Sie schwiegen. Ein kleines Unbehagen nistete sich in der würzigen, mit Öllösungsmittel durchtränkten Luft ein.

Dann schoss sie los: „Ilja Vasilevich, darf ich jeden Tag zu Ihnen kommen? Es ist sehr schwer für mich, zu Hause zu bleiben, und mit Freundinnen – langweilig. Ich habe keine richtige Freundin.“

Es schien, als wunderte er sich gar nicht darüber und habe schon von vornherein Bescheid gewusst.

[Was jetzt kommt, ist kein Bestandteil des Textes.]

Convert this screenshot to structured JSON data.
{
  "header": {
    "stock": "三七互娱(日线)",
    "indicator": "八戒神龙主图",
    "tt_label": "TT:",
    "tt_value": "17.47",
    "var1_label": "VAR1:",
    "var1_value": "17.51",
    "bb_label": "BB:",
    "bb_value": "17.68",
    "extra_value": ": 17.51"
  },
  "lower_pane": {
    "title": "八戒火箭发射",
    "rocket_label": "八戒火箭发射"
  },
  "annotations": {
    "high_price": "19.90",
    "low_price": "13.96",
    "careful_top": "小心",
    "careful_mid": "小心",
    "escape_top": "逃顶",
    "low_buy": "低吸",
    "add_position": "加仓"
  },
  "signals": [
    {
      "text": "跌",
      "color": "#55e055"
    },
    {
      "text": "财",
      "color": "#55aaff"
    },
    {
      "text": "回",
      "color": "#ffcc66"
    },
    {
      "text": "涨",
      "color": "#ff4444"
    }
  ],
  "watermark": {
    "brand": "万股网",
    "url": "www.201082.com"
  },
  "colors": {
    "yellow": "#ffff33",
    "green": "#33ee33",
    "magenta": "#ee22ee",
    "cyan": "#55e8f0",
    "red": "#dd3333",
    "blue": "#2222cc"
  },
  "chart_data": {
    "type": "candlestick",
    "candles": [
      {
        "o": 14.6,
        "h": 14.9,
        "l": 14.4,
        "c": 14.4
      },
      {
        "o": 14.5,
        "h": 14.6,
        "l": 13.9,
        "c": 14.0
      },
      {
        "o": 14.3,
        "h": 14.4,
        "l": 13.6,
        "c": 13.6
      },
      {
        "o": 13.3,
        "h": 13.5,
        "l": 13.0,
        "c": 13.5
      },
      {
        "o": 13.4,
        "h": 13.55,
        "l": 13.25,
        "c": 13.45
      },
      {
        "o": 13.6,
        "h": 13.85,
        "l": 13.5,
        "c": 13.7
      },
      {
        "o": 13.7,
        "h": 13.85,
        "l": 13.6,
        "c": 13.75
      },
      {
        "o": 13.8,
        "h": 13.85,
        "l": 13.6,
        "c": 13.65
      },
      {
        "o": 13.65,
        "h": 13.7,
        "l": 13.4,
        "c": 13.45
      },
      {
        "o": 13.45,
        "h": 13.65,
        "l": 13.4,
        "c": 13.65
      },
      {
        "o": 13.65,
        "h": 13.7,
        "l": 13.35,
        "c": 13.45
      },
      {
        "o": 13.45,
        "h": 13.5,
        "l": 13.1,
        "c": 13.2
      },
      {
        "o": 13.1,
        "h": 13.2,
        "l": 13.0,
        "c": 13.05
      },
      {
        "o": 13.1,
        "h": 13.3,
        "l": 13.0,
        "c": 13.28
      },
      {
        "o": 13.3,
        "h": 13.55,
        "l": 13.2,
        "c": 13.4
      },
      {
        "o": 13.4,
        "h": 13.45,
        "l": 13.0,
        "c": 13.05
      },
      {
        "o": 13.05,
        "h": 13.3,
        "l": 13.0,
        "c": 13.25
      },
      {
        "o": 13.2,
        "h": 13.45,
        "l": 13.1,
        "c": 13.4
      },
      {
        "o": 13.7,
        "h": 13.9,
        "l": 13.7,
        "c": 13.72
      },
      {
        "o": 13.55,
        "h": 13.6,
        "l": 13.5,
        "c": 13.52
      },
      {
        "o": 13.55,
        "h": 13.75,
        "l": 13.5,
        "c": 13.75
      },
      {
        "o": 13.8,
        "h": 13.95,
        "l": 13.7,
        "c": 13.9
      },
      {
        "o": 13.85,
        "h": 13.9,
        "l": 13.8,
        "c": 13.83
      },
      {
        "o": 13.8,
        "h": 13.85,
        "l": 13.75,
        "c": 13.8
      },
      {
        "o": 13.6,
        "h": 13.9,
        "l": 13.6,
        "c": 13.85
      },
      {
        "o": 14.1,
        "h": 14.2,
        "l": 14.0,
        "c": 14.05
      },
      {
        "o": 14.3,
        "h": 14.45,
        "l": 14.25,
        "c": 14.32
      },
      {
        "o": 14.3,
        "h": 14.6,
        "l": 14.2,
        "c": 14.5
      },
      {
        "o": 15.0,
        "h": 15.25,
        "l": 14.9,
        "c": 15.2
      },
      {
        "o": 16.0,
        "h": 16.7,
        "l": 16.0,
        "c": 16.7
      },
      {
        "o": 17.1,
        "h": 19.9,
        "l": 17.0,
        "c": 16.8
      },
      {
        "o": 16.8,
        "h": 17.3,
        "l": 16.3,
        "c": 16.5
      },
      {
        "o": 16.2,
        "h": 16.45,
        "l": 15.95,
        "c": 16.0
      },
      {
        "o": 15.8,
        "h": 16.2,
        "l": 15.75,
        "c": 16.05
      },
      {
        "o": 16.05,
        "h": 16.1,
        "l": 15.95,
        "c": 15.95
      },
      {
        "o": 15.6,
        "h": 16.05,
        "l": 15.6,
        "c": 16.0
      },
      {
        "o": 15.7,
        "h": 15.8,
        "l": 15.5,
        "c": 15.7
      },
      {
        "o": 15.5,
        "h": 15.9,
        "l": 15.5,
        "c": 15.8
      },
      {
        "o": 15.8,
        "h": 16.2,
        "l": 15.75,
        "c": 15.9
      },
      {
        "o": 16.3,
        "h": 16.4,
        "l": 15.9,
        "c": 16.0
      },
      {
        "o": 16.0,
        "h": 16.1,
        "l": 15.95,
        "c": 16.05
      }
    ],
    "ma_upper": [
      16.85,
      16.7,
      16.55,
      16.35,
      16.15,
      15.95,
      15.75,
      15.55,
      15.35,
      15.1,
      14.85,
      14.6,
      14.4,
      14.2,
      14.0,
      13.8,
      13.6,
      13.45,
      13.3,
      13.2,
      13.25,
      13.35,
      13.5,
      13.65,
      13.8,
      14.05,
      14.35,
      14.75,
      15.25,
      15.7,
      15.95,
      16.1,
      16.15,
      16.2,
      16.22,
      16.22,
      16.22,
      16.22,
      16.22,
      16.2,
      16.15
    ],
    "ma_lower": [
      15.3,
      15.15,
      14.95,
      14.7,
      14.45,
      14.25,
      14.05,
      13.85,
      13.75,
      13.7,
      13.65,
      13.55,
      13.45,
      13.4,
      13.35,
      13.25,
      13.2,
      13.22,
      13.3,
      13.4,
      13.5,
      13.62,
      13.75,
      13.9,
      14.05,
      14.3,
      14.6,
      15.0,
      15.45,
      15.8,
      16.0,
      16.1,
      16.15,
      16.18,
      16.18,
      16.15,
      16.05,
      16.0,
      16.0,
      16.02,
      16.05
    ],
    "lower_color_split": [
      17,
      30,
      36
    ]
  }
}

„Und was ist dein Hausproblem?“

„Mein Stiefvater. Ich finde ihn grässlich. Er ist irgendwie seltsam, süßlich und glitschig. Immer wenn ich ihn sehe, möchte ich einen Python malen mit glattschwarzer öliger Haut und unendlich langem Schnurrbart, der wie Kraken-Tentakel überall hinlangt.“

„Dann mal ihn doch mal! Aber, Jasmin… Im Leben ist es nicht so einfach wie auf den Bildern, er ist ja der Ehemann deiner Mutter, der nächste Mensch deines nächsten Menschen. Denn wenn man sich hineindenkt: welch fantastische, wahnsinnige Verflechtungen! Ich glaube, es gibt nichts Festeres als sie!“

„Aber er ist doch eine Missgeburt, Ilja Vasilevich! Jedes Mal, wenn er seine nichtsnutzigen Gedichtchen vorliest, streicht er sich den Schnurrbart glatt! Ein typischer ruhmsüchtiger Naseweis!“

Der Lehrer lachte herzlich auf:

„Teilweise sind wir alle Missgeburten. Vielleicht hat deine Mutter andere Eigenschaften an ihm entdeckt, die sie zu schätzen weiß. Darüber können wir nicht urteilen“.

„Ach, er ist ganz missgestaltet und ohne Eigenschaften“, wiederholte Jasmin trotzig und auf einmal, für sich selbst überraschend, brach sie in Tränen aus.